OPEC+ has announced plans to raise output by 548,000 barrels per day starting in August, though the effectiveness of this move remains uncertain. Some members are still exceeding their quotas, while others such as Russia face logistical challenges in meeting production targets. With growing signs of global demand softness, the timing of this production increase adds complexity to short-term price forecasts, especially in the absence of additional policy interventions or monetary adjustments.

UBS projects that the global refining market will face supply shortfalls over the next two years due to delays in new projects, including the postponed launch of India’s Barmer refinery. Additional shutdowns confirmed or expected at the Benicia refinery in the U.S. and the Lindsey facility in the U.K. are expected to reduce refining capacity by 200,000 to 700,000 barrels per day through 2025–2026.

On the demand side, UBS has raised its forecasts, expecting refined product demand to grow by 0.4 million barrels per day in 2025 and 0.6 million barrels per day in 2026. This outlook is supported by projected global economic growth of 2.8% in 2025 and 2.7% in 2026, along with a weaker U.S. dollar, which tends to boost consumption in energy-importing countries.

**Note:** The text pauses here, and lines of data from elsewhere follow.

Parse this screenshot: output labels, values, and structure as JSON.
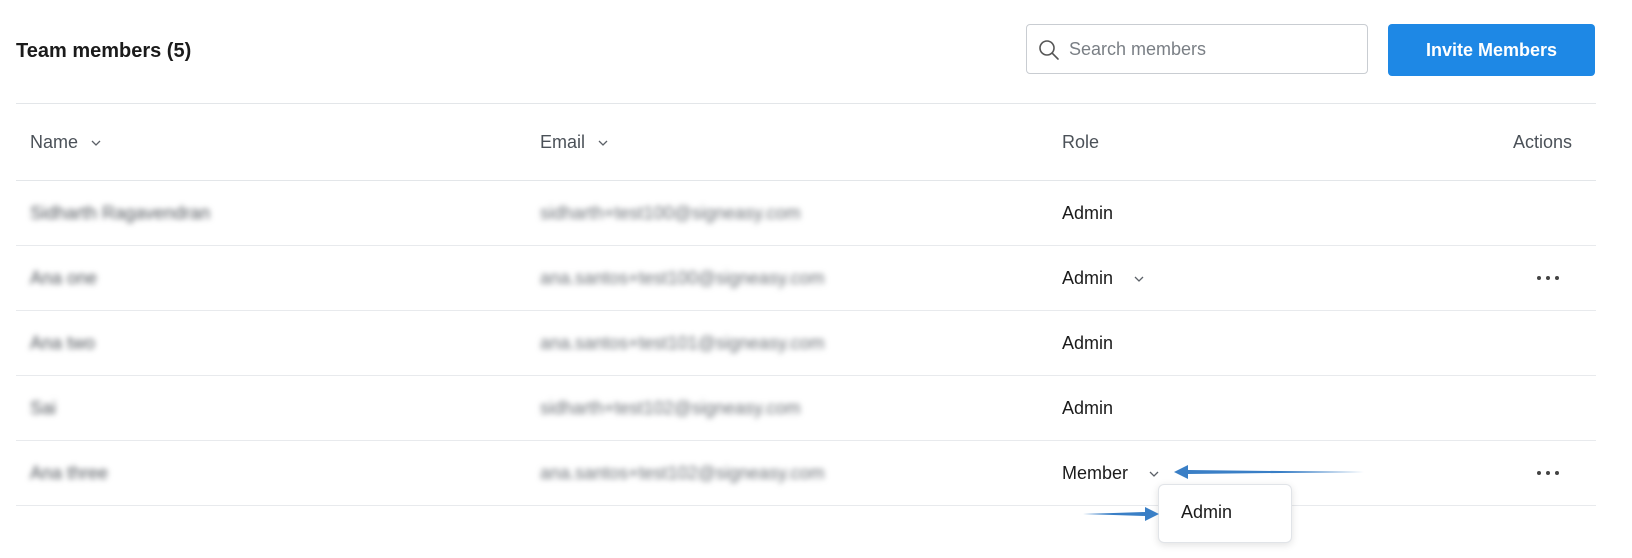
{
  "header": {
    "title": "Team members (5)",
    "search": {
      "placeholder": "Search members",
      "value": ""
    },
    "invite_label": "Invite Members"
  },
  "table": {
    "columns": [
      "Name",
      "Email",
      "Role",
      "Actions"
    ],
    "rows": [
      {
        "name": "Sidharth Ragavendran",
        "email": "sidharth+test100@signeasy.com",
        "role": "Admin"
      },
      {
        "name": "Ana one",
        "email": "ana.santos+test100@signeasy.com",
        "role": "Admin"
      },
      {
        "name": "Ana two",
        "email": "ana.santos+test101@signeasy.com",
        "role": "Admin"
      },
      {
        "name": "Sai",
        "email": "sidharth+test102@signeasy.com",
        "role": "Admin"
      },
      {
        "name": "Ana three",
        "email": "ana.santos+test102@signeasy.com",
        "role": "Member"
      }
    ]
  },
  "dropdown": {
    "options": [
      "Admin"
    ]
  },
  "colors": {
    "accent": "#1e88e5",
    "arrow": "#3a7fc6",
    "divider": "#e3e6e9"
  }
}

Despite volatility in the second quarter partially influenced by Middle East tensions UBS has revised its estimates for European refining margins upward to $5.7 per barrel for 2025 and $4.2 per barrel for 2026. This reflects improved profitability despite structural supply fragilities, particularly in middle distillates.

Looking ahead, UBS believes that Europe will require the closure of more than 3 million barrels per day in refining capacity by the end of 2027 to return to pre-COVID balance levels. The situation at the Lindsey refinery is viewed as a signal of deeper restructuring needs across the European refining sector in the coming years.